Dari catatan penulis, pertanyaan-pertanyaan yang diajukan oleh siswa beragam. Murid-murid yang sudah pernah menulis cerpen, pertanyaannya berupa bagaimana seorang pengarang mendapat ide/inspirasi dalam menulis cerpen. Siswa ini juga menyampaikan bahwa ia sering mandeg dalam pertengahan cerita. Ada pula siswa menyampaikan terasa berat memahami karya sastra yang ditulisnya. Seberapa jauh batas khayalan dan kenyataan dalam sebuah karya sastra. Pertanyaan-pertanyaan lain pun tidak kalah antusisnya disampaikan oleh anak-anak.
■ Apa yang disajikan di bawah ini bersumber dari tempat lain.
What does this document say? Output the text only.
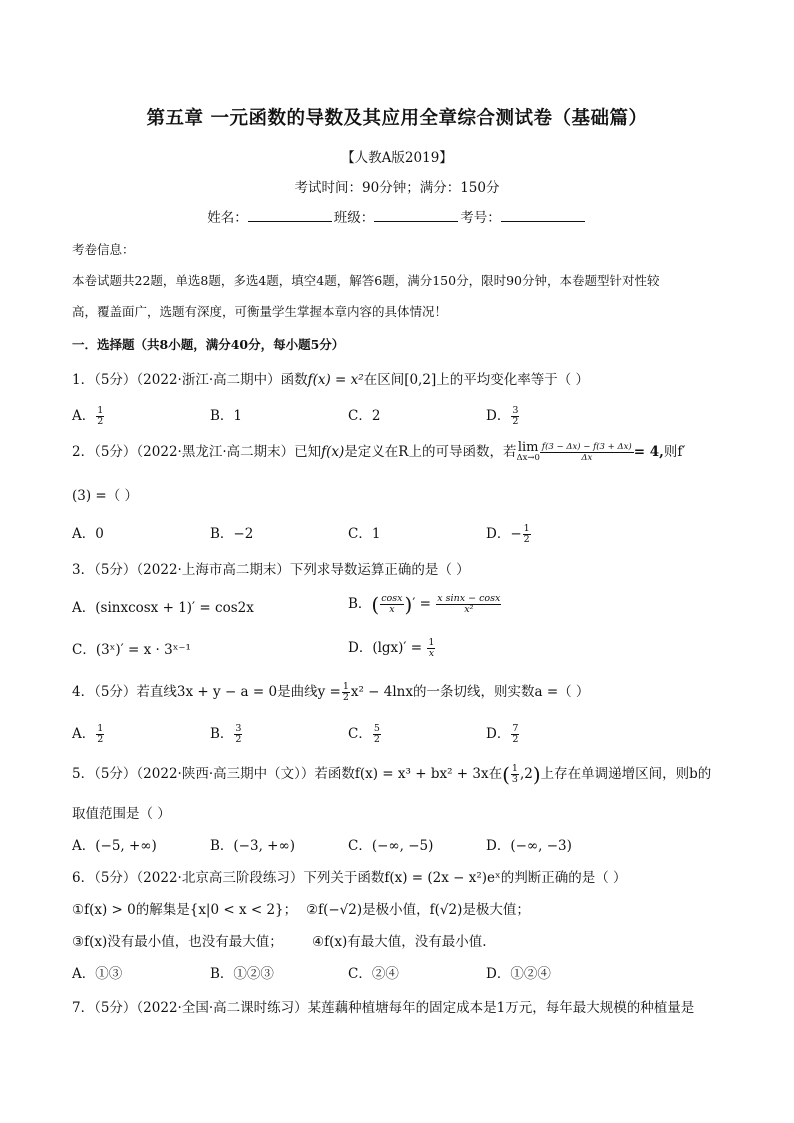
第五章 一元函数的导数及其应用全章综合测试卷（基础篇）
【人教A版2019】
考试时间：90分钟；满分：150分
姓名：	班级：	考号：
考卷信息：
本卷试题共22题，单选8题，多选4题，填空4题，解答6题，满分150分，限时90分钟，本卷题型针对性较
高，覆盖面广，选题有深度，可衡量学生掌握本章内容的具体情况！
一．选择题（共8小题，满分40分，每小题5分）
1．（5分）（2022·浙江·高二期中）函数f(x) = x²在区间[0,2]上的平均变化率等于（ ）
A． $\frac{1}{2}$	B．1	C．2	D． $\frac{3}{2}$
2．（5分）（2022·黑龙江·高二期末）已知f(x)是定义在R上的可导函数，若 lim
$\Delta x\to 0 \frac{f(3 - \Delta x) - f(3 + \Delta x)}{\Delta x} = 4$,则f′
(3) =（ ）
A．0	B．−2	C．1	D．− $\frac{1}{2}$
3．（5分）（2022·上海市高二期末）下列求导数运算正确的是（ ）
A．(sinxcosx + 1)′ = cos2x	B．( $\frac{\cos x}{x}$ )′ = $\frac{\text{x sinx − cosx}}{\text{x²}}$
C．(3ˣ)′ = x · 3ˣ⁻¹	D．$(\lg x)' = \frac{1}{x}$
4．（5分）若直线3x + y − a = 0是曲线$y = \frac{1}{2} x^2 - 4\ln x$的一条切线，则实数a =（ ）
A． $\frac{1}{2}$	B． $\frac{3}{2}$	C． $\frac{5}{2}$	D． $\frac{7}{2}$
5．（5分）（2022·陕西·高三期中（文））若函数f(x) = x³ + bx² + 3x在( $\frac{1}{3} ,2$)上存在单调递增区间，则b的
取值范围是（ ）
A．(−5, +∞)	B．(−3, +∞)	C．(−∞, −5)	D．(−∞, −3)
6．（5分）（2022·北京高三阶段练习）下列关于函数f(x) = (2x − x²)eˣ的判断正确的是（ ）
①f(x) > 0的解集是{x|0 < x < 2}； ②f(−√2)是极小值，f(√2)是极大值；
③f(x)没有最小值，也没有最大值； ④f(x)有最大值，没有最小值.
A．①③	B．①②③	C．②④	D．①②④
7．（5分）（2022·全国·高二课时练习）某莲藕种植塘每年的固定成本是1万元，每年最大规模的种植量是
Jawaban-jawaban atas pertanyaan umunya memuaskan sehingga para siswa bergairah. Walau tampak ada sedikit yang kurang memuaskan mereka tentu wajar. Namun, semua itu akan menjadi catatan tersendiri bagi seorang sastrawan bahwa seorang sastrawan adalah manusia biasa. Pertanyaan anak bukanlah sekadar bertanya.

Selaku guru, penulis merasa mendapat kepuasan batin setelah  melakoni proses pembelajaran sastra dengan menghadirkan sastrawan ke dalam kelas. Model semacam ini akan menjadi motivasi untuk mencari alternatif yang lain sehingga pembelajaran sastra di kelas menjadi lebih bervariasi, bukan monoton. Guru hanyalah salah satu nara sumber belajar. Inilah sebuah strategi pembelajaran sastra dalam menguapayakan hasil pembelajaran lebih baik.